- Твою мать, Билл!!! – Том знал, что их противостояние оставит на Картрайте многочисленные синяки, но сейчас уже было не до нежностей. - Неужели ты думаешь, что я тебя отпущу сейчас?
Хриплый шепот, выдох, больше похожий на стон.
- Ты лучше расслабься, слышишь? Успокойся... А еще лучше - чтобы не на сухую – оближи, а?
Картрайт практически взвыл от этого, с одной стороны похабного для него предложения, но удивительно сексуально прозвучавшего в устах Тома...
«Оближи».
Вот только оно совершенно некстати напомнило ТОТ разговор на кухне между Томом и Михаэлем: «Он так классно сосет!»
- Не оближешь, значит? Ну, ладно... Как хочешь, – Том, все так же удерживая Билли под собой, уперся рукой в его спину, раздвинул своими коленями его бедра и направил член между его ягодиц.
- Черт! Сам себе оближи, – Билл врезал Тому локтем в бок. Тот театрально охнул.
- Ай! Бля!
- Ты хоть смажь, сволочь! Ненавижу тебя! – простонал Билл, еще раз попробовав высвободиться, но, не добившись желаемого, бессильно расслабил мышцы, потершись влажным лбом о постель, давя в себе желание зарычать.

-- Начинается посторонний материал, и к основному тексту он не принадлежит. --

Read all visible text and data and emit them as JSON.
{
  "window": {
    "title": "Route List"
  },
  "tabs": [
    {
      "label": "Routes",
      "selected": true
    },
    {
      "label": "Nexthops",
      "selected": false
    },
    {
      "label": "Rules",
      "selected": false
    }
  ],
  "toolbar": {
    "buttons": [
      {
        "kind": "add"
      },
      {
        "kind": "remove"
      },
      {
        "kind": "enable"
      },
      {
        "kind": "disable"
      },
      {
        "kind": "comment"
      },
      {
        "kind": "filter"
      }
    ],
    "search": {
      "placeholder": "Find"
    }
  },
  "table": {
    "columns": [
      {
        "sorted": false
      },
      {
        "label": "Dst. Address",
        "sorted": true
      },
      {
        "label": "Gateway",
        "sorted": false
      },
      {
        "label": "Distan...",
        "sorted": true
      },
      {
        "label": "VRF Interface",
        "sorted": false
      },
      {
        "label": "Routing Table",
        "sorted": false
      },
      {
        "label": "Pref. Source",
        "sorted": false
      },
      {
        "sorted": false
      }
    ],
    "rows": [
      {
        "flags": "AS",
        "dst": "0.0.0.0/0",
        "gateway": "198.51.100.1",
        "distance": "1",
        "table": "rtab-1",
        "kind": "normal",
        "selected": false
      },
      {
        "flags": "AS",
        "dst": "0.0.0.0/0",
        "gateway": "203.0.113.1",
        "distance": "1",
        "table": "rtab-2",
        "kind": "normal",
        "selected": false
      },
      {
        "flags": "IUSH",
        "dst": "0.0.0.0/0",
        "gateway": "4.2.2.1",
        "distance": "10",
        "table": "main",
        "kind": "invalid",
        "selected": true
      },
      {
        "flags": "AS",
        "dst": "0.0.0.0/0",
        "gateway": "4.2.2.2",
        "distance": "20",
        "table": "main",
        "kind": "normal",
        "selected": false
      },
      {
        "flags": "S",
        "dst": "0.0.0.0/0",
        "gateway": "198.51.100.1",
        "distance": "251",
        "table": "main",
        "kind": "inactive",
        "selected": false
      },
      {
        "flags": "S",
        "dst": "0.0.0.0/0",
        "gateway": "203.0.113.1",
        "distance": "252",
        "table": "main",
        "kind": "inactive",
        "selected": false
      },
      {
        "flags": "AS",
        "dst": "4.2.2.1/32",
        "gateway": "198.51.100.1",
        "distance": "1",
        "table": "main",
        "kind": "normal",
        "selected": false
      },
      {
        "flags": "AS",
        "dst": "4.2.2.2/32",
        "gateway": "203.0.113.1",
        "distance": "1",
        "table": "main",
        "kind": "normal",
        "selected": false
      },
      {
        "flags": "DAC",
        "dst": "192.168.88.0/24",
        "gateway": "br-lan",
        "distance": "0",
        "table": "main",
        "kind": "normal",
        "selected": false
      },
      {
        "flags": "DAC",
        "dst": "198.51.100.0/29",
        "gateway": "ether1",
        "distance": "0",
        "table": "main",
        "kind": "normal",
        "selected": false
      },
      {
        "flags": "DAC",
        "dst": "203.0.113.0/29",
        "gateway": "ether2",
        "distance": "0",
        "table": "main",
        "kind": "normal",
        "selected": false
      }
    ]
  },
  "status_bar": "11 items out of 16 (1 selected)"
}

- Вот умница! Правильно, не напрягайся так. Ты же меня хо-о-очешь, Уильям, – протянул Том, погладил его по нежной попке, чуть приподнявшись, улыбаясь, поцеловал в открывшуюся шею, прикоснувшись губами к вытатуированному черному вензелю на ней.
Потом, поплевал нарочито громко себе в ладонь, размазал слюну по члену.
- Все, малыш... Я серьезно... Хочу тебя, слышишь? – и нежный поцелуй в плечо, покрытое испариной.
«И так люблю».
Билл шумно выдохнул, дернув плечом, кусая губы, но ничего не сказал. В душе было нестерпимое раздвоение - хотелось скинуть с себя этого ублюдка и, в то же время, не хотелось, чтобы он отступал хоть на секунду. Уильям ненавидел себя за эту слабость и неопределенность, может быть, даже сильнее, чем самого Тома.
«Черт, кто бы отключил мне мою ненормальную голову? Похоже, что я мазохист… моральный».
Он и сам себе до конца не мог признаться, что хочется отдаться Трюмперу со всеми потрохами. И пусть тот делает с ним, что захочет.
«Пусть. Что угодно... Лишь бы ЕЩЕ!»
Люблю - ненавижу. Хочу – не хочу. Как же эти метания разрывали душу Билла!
А желание распирало их обоих. Этого было не скрыть ни от себя, ни, что еще хуже, от НЕГО. Поэтому Билл не стал больше противиться невыносимому немцу. Ведь чтобы проверить истинное положение дел, Тому достаточно было только просунуть под него руку - а ТАМ все просто взывало к нему, истекая смазкой.
- Ты только не дергайся. Я не хочу тебе делать больно, понял? Все будет хорошо, – пальцы скользнули вниз и осторожно, но уверенно вошли в Билла. Тот шикнул, немного напрягшись, и тут же расслабился вновь. – Все... видишь? Нормально...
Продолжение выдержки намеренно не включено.